佐藤理事長によると、仁美氏はすでに全額弁償しており、学園長の役職の辞任届を提出しているという。こうした私的流用について、犯罪に問われる可能性はないのだろうか。神尾尊礼弁護士に聞いた。
●業務上横領にあたる可能性
「業務上横領罪が成立する可能性があります」
神尾弁護士はこう指摘する。
「横領罪が成立するためには、『他人の物の占有者が委託の任務に背いて、その物につき権限がないのに所有者でなければできないような処分をする意思』を要求するのが判例の理屈です」
今回のケースでは、どう考えればいいだろうか。
「旅費規定以上の支出があったことだけから、直ちにこのような意思があったとは言いにくいでしょう。
研修のために必要な支出の部分については、『学校のためにする意思がある』として、横領にはあたらない可能性があります。
しかし、少なくともカジノ等に行くことは生徒の研修とは無関係です。
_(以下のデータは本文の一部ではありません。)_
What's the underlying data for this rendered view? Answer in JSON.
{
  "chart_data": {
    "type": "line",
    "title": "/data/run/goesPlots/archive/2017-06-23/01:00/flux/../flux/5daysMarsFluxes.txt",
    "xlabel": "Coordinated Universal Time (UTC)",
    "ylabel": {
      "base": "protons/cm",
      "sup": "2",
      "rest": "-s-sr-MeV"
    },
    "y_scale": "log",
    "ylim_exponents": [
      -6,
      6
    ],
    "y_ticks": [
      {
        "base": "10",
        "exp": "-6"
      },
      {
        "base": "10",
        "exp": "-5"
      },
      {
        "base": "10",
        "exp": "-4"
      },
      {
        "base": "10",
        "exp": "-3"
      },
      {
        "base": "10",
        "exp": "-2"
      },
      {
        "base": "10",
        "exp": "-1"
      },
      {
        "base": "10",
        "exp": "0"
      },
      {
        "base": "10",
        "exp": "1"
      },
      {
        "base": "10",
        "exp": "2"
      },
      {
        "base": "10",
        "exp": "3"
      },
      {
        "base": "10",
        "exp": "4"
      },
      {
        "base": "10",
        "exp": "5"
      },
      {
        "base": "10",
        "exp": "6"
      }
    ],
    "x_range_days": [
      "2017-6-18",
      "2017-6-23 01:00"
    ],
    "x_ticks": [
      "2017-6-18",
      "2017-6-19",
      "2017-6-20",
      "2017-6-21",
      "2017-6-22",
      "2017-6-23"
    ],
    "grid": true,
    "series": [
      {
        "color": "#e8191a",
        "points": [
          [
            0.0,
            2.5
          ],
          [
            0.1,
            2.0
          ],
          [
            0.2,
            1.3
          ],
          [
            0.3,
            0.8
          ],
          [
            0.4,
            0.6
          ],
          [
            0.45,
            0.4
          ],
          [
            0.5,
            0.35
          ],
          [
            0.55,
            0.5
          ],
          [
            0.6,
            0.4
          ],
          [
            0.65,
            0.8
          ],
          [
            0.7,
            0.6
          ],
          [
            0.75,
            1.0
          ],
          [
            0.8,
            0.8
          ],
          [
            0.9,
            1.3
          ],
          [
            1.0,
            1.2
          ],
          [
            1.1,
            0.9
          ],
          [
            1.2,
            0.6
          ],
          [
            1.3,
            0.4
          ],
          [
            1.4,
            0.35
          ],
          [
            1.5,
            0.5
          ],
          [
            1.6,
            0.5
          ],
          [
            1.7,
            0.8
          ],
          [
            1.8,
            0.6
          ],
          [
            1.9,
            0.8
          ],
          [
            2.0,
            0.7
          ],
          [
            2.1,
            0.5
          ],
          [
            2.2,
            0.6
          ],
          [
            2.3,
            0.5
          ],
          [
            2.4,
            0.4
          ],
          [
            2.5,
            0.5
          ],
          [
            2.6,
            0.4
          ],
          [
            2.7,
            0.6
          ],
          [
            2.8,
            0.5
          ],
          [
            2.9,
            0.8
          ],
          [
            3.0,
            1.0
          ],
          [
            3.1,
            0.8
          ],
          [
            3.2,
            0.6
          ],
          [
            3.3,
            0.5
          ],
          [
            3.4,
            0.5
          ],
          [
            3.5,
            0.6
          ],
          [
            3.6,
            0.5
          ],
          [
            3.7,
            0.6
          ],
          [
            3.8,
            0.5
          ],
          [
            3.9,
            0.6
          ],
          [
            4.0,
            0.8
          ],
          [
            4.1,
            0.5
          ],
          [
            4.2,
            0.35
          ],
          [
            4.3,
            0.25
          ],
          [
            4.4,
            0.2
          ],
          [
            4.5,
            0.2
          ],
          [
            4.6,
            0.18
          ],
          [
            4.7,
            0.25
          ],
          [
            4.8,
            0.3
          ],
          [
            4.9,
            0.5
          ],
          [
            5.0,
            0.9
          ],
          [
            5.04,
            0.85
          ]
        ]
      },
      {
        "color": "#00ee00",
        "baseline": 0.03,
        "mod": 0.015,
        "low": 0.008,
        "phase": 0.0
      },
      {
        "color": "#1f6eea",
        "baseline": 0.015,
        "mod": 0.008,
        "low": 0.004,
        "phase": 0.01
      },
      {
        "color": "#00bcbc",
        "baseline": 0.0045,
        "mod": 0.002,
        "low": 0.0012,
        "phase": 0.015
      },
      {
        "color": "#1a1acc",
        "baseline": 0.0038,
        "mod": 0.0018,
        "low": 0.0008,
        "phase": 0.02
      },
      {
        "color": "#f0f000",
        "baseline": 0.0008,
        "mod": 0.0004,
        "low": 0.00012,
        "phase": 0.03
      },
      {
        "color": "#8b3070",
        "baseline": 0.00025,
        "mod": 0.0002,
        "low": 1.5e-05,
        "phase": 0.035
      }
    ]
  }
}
そうすると、やはり自分が楽しむために学園の費用を使ったと考えるのが自然です。
当然、業務上横領罪の成立も視野に入れるべきでしょう」
仁美氏は、既に流用分の返還しており、役職の辞任届を提出しているようだが、こうした事情は影響するのだろうか。
「そうした事情があったとしても、1000万円クラスの金額であれば、起訴される可能性は十分にあると考えます」
神尾弁護士はこのように指摘していた。